Unfortunately some don’t realize that heaven is open. They may not even think it exists and may rule out the existence of God and an unseen part of our world. Or they may follow different gods, such as the idols of their society or “the god within.” As long as they have a closed mind, then heaven is closed to them – because they have closed it.
Recently I went to a bank at 4 p.m. and found that it had just closed. For Christians, God is not like the bank, as He is available 24 hours a day! Heaven is always open and the Holy Spirit is always with us.
Before Stephen was stoned to death he saw heaven opened and saw Jesus standing at the right hand of God (Acts 7:55-56). Are you looking forward to the time when all believers will enter an open heaven and be with God?
“For the Lord Himself will come down from heaven, with a loud command, with the voice of the archangel and with the trumpet call of God, and the dead in Christ will rise first. After that, we who are still alive and are left will be caught up together with them in the clouds to meet the Lord in the air. And so we will be with the Lord forever” (1 Th. 4:16-17).

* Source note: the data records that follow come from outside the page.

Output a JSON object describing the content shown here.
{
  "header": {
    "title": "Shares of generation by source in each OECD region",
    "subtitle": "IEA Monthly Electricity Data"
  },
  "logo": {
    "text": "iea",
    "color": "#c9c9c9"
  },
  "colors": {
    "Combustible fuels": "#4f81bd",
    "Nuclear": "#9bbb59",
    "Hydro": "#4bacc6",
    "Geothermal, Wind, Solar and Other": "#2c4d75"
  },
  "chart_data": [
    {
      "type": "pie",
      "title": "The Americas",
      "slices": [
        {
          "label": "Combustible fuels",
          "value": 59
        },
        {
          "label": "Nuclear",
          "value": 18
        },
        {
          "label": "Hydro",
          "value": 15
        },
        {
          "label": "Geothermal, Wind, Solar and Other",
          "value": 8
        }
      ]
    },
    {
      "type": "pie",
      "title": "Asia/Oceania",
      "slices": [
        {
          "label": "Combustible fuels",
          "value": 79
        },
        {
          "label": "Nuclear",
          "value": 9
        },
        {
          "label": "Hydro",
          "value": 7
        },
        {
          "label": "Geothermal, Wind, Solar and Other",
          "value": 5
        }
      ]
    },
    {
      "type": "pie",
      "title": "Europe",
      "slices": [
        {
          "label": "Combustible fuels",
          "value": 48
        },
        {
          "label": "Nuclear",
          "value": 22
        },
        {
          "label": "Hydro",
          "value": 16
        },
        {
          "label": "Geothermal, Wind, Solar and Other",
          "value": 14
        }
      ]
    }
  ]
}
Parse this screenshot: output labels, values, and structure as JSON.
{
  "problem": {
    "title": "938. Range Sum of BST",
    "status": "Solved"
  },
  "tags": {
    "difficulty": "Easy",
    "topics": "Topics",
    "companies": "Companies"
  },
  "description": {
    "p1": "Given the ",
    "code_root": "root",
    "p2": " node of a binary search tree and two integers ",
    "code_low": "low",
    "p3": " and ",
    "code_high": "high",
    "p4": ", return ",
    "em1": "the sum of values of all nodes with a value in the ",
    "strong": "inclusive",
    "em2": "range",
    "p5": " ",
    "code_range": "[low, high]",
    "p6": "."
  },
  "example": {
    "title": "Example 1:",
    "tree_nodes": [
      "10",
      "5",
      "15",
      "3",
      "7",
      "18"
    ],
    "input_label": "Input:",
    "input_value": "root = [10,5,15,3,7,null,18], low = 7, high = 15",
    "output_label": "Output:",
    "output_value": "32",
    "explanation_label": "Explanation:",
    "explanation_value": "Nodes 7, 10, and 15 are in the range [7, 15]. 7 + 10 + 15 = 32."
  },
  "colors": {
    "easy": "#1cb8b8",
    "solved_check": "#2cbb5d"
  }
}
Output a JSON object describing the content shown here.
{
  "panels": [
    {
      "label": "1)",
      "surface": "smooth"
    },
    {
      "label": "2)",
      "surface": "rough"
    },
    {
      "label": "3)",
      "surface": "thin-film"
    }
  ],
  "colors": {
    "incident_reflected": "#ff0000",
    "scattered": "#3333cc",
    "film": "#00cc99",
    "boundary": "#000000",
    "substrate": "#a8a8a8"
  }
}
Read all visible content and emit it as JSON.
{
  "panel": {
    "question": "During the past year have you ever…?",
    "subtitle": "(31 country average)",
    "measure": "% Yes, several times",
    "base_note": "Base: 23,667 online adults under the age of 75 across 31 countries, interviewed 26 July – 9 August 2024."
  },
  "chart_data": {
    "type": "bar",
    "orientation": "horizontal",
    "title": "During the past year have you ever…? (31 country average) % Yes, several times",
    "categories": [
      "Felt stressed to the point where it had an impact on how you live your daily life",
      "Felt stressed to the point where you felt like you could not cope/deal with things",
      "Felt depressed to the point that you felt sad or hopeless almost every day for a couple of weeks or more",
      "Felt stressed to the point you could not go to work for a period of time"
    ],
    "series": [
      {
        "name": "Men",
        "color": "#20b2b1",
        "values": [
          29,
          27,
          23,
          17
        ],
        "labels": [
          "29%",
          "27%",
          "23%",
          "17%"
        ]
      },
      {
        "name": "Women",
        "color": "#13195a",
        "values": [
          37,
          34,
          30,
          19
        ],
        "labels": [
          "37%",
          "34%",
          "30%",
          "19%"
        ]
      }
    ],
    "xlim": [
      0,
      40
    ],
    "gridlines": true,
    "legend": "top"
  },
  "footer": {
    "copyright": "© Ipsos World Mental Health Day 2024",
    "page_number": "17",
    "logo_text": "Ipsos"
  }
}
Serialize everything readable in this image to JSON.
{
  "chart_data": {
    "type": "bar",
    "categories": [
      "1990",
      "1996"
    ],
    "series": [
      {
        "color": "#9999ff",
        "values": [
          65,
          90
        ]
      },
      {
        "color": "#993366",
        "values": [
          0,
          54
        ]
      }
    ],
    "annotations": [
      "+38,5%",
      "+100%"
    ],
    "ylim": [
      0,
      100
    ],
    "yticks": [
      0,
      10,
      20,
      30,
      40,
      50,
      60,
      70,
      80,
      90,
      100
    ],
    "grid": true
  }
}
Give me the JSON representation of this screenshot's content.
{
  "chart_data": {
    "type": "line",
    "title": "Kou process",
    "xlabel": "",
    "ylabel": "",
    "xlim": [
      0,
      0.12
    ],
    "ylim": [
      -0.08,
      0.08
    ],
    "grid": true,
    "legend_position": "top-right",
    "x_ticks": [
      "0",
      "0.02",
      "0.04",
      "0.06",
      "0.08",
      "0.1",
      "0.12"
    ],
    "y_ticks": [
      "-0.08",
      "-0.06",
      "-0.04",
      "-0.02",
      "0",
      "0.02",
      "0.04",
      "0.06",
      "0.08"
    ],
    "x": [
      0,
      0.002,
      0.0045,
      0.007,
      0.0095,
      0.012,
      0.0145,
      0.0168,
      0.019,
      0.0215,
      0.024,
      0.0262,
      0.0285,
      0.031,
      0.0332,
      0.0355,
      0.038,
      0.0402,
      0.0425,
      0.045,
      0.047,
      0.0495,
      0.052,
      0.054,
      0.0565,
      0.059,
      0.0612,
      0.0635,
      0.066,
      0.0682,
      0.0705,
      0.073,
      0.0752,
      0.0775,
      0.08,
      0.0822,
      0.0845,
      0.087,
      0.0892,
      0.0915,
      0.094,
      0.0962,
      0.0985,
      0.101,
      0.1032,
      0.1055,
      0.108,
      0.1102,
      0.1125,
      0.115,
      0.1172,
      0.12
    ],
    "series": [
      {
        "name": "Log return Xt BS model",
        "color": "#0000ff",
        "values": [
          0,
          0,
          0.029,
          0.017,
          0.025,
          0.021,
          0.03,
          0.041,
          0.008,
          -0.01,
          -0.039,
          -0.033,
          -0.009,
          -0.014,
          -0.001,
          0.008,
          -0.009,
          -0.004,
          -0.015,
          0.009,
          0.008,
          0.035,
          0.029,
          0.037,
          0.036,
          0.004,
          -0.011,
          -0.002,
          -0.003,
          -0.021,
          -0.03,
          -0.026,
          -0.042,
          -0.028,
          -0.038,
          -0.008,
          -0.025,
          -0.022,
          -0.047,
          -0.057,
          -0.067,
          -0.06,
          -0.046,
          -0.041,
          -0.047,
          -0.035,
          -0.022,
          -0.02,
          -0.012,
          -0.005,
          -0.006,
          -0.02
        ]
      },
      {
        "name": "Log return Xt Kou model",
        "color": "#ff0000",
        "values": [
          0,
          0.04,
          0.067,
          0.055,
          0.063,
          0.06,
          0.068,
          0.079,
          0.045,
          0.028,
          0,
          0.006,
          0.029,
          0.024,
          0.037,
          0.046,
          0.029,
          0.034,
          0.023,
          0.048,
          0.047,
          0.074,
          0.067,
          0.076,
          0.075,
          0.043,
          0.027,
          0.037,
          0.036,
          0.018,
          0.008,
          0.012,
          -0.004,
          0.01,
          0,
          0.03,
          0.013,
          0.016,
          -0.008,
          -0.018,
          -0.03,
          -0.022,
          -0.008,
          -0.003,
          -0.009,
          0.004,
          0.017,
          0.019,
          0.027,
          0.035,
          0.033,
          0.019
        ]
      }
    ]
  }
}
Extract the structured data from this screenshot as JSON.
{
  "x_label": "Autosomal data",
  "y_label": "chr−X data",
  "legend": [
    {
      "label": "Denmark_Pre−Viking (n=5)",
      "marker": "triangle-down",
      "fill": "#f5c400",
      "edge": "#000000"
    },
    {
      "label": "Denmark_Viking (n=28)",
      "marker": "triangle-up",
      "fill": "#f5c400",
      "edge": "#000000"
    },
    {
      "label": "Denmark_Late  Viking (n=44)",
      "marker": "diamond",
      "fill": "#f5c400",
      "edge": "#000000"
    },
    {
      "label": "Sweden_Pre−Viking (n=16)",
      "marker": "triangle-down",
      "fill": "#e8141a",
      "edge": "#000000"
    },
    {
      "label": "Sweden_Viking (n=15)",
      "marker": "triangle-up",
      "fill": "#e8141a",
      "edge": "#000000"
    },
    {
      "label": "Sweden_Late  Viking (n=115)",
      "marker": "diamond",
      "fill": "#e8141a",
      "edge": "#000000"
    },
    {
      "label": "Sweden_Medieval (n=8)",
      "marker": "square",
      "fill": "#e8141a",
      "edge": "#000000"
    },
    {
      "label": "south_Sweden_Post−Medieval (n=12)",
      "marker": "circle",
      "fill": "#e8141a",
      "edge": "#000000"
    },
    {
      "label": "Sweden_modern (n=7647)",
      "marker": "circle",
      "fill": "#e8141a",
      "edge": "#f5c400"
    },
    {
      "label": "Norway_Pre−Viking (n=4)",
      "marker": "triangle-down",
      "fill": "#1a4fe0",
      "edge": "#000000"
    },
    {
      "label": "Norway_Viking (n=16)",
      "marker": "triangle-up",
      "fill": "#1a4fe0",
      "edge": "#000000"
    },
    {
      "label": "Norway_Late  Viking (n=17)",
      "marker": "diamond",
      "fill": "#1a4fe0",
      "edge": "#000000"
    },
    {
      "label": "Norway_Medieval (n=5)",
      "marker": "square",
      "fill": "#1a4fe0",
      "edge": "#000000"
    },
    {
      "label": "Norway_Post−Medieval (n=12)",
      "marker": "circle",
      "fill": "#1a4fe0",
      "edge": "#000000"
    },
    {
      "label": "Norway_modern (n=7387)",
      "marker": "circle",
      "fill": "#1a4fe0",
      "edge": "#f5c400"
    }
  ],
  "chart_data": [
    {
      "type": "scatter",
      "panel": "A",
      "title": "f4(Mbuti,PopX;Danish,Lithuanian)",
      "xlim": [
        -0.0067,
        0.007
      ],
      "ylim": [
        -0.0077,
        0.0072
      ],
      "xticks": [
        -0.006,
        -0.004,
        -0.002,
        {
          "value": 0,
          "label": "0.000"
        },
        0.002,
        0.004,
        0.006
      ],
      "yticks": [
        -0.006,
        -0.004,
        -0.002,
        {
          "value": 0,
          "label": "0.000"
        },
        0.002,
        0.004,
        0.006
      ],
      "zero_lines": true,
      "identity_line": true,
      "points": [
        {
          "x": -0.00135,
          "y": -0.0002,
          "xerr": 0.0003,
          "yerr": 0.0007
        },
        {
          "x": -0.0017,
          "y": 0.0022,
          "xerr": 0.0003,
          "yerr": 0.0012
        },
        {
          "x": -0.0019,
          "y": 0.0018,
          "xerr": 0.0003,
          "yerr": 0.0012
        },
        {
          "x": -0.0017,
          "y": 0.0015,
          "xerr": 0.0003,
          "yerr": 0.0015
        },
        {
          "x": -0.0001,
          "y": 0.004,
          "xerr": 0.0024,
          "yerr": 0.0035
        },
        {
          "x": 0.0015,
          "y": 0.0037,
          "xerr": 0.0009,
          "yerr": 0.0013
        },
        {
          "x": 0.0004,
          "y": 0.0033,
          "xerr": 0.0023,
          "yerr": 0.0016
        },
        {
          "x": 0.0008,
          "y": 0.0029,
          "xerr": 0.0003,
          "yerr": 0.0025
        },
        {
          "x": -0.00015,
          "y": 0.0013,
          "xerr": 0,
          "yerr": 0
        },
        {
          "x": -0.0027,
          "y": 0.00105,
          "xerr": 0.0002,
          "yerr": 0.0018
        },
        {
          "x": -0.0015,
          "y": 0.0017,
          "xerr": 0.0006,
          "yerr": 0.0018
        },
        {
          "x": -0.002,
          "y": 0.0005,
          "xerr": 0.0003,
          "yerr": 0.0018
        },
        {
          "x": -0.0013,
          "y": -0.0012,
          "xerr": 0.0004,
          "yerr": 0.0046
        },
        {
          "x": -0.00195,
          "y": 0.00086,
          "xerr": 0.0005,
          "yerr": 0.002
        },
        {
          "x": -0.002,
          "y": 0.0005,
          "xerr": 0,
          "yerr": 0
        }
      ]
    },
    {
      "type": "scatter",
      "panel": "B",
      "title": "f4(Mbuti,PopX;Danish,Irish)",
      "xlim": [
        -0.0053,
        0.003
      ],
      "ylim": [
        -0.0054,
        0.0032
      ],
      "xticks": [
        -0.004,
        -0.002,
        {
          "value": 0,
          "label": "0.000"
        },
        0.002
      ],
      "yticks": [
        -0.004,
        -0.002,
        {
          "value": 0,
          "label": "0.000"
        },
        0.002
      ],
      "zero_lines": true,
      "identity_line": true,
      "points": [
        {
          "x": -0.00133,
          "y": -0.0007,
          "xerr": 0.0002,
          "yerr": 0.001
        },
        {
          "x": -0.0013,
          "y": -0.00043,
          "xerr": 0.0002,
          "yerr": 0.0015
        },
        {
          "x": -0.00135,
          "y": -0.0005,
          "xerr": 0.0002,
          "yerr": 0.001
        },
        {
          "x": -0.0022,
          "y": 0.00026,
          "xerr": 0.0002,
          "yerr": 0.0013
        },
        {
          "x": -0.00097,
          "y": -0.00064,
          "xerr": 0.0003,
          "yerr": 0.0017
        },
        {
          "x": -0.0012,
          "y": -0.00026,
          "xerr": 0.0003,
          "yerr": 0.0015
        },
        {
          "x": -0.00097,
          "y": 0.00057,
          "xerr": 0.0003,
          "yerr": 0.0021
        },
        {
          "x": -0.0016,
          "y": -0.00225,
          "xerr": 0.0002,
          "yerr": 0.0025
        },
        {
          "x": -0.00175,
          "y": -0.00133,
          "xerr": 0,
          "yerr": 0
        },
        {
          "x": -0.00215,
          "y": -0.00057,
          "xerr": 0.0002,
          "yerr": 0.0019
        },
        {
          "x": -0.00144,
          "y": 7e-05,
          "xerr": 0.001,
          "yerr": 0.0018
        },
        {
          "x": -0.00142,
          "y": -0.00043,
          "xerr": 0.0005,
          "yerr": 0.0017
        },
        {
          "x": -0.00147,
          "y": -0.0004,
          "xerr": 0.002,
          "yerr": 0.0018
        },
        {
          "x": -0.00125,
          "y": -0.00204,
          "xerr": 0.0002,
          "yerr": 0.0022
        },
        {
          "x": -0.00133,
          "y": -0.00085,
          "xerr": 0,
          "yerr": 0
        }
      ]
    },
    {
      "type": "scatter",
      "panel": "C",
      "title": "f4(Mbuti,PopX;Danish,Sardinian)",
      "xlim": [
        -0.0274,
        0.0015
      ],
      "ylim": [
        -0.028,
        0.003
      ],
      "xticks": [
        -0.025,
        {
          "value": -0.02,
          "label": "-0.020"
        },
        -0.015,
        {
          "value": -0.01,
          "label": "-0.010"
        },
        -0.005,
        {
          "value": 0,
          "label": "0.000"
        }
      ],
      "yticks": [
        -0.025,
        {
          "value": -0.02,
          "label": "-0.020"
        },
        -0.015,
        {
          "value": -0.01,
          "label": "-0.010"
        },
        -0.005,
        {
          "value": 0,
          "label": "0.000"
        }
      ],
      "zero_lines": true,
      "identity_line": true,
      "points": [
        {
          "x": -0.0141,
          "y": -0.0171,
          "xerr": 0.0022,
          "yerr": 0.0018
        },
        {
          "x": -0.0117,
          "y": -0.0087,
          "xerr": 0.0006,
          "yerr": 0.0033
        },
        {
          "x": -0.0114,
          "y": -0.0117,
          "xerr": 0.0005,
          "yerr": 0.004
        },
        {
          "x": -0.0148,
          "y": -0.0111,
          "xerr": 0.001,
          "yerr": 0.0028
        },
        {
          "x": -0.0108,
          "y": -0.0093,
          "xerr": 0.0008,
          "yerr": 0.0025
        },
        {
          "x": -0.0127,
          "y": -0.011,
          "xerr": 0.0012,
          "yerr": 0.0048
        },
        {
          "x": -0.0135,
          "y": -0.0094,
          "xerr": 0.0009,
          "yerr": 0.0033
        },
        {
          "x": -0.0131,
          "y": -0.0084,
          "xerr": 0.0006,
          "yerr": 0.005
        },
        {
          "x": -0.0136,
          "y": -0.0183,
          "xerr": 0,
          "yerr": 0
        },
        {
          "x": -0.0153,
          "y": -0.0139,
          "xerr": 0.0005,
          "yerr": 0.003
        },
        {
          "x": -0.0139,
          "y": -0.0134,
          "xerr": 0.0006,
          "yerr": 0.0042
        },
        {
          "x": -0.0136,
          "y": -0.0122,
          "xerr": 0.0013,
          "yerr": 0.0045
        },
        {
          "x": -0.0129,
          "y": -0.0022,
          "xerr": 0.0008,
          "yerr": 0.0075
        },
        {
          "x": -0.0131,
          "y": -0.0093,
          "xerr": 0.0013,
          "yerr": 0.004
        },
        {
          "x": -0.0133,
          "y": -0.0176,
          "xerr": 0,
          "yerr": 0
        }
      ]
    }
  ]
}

This event is known as the “rapture” or the coming of Christ for Christians. It involves the resurrection of the dead and a transformation of the living to “be made perfect” (Heb. 11:40). The living will be translated directly to heaven, like Enoch and Elijah were (Gen. 5:24; 2 Ki. 2:11; Heb. 11:5). It will be something like returning to the Garden of Eden – “paradise regained.” It is what those who lived by faith in the Old Testament times looked forward to.
As an open heaven is available to us all today, we should not worry or be afraid. Are you looking forward to being with the Lord forever?